Her passion to recognise Florence's neglected achievements was ignited by fellow Novocastrian Phil Warren, who also appreciated the late singer's talent and mourned her sad end.
"Florence herself wrote to her mother after her Covert Garden audition that she 'nearly took the roof off'," Oliver says.
"She had a huge, magnificent voice, but the wheels fell off when her disease struck. Her career was truncated, but she brought an awareness of how great you can become".

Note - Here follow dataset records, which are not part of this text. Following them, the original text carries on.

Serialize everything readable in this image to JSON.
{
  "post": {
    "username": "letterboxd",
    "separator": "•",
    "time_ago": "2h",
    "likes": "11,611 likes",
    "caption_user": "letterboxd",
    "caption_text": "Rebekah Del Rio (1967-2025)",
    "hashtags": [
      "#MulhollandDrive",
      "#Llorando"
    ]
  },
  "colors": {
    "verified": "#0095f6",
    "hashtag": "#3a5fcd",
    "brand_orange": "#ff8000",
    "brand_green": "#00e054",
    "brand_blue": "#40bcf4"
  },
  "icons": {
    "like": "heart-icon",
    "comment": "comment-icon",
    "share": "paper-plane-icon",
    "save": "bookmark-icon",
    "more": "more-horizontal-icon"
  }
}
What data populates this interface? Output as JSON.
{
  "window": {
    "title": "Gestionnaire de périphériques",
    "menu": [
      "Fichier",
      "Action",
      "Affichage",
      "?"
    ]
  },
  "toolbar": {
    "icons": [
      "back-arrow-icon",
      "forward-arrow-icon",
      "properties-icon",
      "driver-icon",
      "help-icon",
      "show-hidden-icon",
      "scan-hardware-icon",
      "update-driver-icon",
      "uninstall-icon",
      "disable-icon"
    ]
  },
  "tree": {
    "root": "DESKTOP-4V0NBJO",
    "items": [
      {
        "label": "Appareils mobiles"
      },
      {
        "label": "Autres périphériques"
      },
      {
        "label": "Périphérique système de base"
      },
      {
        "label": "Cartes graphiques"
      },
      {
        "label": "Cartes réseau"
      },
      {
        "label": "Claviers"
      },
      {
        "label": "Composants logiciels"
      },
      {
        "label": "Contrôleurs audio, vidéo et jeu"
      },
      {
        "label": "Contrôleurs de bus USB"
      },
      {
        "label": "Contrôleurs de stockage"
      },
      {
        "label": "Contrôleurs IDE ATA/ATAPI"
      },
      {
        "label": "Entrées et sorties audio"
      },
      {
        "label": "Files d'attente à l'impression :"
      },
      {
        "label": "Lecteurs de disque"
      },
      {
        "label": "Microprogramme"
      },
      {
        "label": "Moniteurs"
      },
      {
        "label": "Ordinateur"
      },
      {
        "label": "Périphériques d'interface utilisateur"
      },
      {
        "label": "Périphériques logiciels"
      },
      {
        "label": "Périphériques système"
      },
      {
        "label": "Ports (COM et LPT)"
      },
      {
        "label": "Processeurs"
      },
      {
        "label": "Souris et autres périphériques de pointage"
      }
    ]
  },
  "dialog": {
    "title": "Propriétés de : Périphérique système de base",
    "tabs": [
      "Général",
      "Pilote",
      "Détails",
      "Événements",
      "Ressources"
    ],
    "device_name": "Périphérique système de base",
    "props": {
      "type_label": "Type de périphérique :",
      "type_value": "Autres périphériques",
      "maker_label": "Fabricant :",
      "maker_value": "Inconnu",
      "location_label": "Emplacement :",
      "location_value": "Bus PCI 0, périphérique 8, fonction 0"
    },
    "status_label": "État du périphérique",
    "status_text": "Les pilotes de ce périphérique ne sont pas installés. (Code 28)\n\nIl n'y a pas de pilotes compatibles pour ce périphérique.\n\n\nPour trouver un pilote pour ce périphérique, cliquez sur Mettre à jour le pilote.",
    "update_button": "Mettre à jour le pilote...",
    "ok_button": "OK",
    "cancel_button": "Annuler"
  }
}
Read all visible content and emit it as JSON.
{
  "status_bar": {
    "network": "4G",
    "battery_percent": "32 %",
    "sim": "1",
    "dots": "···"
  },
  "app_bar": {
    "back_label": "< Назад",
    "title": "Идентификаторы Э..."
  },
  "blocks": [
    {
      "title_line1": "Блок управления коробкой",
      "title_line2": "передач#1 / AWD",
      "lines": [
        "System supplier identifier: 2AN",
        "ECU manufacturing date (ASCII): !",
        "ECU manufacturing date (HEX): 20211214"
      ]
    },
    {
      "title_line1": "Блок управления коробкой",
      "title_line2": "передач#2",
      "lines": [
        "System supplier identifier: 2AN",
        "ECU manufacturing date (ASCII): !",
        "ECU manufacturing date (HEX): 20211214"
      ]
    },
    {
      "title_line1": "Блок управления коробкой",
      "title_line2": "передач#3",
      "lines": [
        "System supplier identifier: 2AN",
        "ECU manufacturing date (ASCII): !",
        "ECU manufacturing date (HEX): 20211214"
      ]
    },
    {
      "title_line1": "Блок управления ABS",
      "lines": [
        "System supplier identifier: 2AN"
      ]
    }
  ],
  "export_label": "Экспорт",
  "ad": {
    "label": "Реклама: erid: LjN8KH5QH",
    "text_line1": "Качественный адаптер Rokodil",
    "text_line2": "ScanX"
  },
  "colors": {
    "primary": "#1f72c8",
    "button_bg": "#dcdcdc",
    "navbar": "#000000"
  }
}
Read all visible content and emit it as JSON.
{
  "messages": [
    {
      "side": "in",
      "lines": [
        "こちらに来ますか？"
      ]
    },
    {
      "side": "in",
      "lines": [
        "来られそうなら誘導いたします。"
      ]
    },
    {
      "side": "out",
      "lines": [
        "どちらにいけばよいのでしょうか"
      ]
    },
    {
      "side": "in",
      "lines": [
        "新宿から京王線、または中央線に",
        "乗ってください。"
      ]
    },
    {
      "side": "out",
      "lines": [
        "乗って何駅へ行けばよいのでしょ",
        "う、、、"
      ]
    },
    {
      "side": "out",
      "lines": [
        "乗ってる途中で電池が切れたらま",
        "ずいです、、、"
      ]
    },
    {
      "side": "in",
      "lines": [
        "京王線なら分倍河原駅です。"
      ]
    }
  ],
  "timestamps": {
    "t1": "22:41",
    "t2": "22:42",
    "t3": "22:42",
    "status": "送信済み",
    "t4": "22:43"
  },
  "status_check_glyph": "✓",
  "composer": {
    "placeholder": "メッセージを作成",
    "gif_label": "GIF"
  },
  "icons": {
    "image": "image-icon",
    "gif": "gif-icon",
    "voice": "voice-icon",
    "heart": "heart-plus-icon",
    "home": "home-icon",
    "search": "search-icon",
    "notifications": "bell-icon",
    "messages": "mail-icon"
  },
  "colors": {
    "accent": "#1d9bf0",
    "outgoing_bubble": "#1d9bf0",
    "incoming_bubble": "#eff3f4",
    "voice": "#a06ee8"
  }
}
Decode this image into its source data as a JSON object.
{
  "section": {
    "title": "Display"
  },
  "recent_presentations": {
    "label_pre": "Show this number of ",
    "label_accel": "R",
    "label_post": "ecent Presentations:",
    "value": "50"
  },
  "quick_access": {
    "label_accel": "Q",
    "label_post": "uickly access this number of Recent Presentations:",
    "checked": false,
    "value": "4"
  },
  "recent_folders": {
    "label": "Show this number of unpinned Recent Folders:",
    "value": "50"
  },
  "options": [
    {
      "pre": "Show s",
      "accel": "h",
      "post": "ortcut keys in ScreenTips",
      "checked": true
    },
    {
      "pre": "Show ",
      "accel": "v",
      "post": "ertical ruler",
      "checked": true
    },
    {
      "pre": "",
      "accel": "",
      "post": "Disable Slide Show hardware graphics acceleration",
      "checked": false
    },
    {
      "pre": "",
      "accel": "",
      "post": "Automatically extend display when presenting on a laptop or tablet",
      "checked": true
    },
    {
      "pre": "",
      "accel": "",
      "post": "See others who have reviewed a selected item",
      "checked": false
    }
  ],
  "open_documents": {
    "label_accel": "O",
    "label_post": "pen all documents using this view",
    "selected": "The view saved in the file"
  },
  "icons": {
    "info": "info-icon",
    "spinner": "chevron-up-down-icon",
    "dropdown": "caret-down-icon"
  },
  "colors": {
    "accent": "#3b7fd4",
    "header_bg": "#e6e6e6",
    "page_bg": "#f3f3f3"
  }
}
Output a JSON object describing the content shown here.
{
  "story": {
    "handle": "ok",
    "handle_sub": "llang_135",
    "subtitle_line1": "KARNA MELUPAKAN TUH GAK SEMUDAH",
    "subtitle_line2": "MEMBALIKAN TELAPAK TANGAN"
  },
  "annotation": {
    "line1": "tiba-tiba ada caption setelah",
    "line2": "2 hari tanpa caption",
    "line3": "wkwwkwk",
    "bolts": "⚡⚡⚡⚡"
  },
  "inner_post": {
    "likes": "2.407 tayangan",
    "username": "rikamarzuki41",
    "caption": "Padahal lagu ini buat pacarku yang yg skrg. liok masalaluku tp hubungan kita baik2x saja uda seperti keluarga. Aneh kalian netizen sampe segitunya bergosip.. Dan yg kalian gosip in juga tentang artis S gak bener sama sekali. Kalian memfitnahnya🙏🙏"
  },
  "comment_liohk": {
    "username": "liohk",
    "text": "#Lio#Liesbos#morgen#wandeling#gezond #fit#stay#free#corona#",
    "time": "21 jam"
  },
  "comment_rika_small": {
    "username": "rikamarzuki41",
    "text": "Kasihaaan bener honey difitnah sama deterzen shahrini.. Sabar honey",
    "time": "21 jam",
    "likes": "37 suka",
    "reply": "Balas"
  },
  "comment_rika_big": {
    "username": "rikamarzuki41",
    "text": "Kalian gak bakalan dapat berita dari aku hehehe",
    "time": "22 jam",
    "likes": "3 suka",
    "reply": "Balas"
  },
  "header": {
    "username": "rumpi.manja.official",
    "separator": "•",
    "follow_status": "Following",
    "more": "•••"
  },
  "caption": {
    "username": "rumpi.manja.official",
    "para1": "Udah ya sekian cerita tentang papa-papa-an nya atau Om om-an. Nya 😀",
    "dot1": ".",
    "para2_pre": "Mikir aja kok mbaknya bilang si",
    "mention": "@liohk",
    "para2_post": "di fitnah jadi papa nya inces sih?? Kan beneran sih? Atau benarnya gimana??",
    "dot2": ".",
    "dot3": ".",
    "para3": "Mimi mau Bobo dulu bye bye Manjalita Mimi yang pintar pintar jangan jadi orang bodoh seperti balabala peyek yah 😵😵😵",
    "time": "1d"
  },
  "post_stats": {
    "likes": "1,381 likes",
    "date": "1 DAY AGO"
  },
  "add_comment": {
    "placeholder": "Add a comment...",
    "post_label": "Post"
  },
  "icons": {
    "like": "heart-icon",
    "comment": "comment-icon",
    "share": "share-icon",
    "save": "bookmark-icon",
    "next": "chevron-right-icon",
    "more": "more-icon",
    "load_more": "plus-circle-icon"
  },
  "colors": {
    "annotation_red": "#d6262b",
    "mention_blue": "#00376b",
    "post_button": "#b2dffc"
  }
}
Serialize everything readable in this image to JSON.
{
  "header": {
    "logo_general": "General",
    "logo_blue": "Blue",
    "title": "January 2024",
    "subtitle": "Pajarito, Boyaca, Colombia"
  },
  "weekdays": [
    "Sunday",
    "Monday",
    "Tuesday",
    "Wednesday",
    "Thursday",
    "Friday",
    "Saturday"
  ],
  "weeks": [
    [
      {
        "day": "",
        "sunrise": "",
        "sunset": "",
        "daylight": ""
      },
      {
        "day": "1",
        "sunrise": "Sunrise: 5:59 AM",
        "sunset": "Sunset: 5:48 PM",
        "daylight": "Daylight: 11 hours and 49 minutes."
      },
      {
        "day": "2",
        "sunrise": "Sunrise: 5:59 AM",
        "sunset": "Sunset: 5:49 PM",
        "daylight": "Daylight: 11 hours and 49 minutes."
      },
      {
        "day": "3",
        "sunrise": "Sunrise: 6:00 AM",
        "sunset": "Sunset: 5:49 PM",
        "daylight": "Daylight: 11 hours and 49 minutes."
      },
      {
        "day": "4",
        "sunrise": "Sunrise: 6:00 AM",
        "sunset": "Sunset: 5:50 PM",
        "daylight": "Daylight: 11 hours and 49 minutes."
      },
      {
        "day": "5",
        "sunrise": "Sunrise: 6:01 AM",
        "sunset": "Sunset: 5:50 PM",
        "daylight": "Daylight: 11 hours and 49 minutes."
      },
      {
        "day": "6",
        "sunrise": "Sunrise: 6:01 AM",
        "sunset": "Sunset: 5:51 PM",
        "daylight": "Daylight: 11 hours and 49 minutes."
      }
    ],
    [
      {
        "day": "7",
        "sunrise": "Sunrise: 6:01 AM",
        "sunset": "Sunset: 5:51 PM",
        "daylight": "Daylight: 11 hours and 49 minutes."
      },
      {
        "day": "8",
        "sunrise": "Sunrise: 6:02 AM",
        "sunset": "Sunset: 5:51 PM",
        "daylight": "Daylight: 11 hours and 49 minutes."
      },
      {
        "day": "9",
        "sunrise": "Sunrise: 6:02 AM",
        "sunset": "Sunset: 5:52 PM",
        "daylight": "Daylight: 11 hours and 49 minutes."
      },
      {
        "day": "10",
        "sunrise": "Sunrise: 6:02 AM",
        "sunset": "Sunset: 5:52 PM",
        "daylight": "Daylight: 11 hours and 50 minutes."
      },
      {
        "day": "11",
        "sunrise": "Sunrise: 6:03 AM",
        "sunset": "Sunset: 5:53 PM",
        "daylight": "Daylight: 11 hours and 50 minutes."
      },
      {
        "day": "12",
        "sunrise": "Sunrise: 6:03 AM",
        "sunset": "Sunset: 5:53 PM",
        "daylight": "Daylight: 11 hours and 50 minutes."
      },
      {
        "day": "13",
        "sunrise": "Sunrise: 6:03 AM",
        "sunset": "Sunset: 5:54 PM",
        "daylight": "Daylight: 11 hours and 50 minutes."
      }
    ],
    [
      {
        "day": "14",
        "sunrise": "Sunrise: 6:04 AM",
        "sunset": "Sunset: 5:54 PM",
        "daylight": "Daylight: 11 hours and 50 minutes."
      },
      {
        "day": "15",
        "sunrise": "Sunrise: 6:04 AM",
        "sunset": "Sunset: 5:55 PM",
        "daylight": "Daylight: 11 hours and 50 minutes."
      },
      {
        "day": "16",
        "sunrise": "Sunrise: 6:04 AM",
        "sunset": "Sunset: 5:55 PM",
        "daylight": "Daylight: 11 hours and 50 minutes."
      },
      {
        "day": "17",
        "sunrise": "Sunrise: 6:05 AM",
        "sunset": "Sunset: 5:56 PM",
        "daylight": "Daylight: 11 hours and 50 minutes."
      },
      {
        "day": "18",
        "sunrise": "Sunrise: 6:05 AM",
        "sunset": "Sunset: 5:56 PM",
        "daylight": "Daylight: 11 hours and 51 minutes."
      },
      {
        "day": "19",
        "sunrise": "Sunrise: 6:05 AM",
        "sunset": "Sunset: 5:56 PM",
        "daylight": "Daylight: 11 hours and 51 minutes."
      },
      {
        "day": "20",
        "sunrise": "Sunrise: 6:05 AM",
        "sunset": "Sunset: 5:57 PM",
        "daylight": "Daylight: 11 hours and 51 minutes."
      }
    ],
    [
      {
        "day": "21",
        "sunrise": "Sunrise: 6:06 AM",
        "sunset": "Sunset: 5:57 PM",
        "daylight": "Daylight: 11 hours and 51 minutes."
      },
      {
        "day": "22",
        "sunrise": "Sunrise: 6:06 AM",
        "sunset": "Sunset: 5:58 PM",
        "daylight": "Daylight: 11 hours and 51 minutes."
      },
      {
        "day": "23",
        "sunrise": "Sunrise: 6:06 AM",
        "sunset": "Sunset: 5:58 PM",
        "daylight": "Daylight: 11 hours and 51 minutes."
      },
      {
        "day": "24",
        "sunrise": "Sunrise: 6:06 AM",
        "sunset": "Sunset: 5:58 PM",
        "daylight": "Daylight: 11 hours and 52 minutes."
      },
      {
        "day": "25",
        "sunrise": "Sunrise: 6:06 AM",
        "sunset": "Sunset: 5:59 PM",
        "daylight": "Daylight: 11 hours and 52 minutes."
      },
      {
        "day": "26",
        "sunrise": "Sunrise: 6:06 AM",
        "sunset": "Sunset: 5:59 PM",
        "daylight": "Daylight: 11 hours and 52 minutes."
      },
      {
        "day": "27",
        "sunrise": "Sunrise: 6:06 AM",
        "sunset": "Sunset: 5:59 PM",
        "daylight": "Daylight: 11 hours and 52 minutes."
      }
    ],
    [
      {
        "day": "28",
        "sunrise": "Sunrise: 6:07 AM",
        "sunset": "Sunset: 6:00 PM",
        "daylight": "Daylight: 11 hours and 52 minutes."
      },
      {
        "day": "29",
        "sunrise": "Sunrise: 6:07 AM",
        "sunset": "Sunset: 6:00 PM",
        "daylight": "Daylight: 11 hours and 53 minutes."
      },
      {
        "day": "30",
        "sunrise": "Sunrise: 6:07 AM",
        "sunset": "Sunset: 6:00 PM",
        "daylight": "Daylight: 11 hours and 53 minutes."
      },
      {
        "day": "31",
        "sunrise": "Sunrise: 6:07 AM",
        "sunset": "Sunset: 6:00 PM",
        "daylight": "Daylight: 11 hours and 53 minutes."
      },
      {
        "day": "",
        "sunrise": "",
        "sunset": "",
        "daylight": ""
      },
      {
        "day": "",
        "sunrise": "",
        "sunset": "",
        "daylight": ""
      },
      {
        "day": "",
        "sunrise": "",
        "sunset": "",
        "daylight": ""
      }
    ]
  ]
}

The former Sydneysider, who laughingly describes herself as "an opera singer of no note", says that music students study other famous sopranos such as Joan Sutherland and Maria Callas to learn their craft, and that Florence Austral should be no exception.
Oliver describes Austral, who made her name as a superstar as the formidable helmeted lady in the Wagnerian operas, was "down-to-earth and modest, good natured, unpretentious and generous" in real life.
The campaign to recognise the woman once praised as HMV's most important recording artist in the 1920s seems to be gaining traction.
Besides once raising Austral's profile on ABC radio and just recently online, Oliver also influenced the National Library of Australia into promoting her life and career in an extensive two-part blog posted in 2018 to recall the singer's achievements.
To paraphrase the library blog: "Austral debuted with the British National Opera Company in Covent Garden (in 1922) as a last-minute substitute singing the role of Brunnhilde in Wagner's Die Walkure. With little or no rehearsal, wearing a costume that didn't fit, and in the best showbiz tradition of being unheralded and unknown, she was soon universally acclaimed. She took 11 solo curtain calls that night".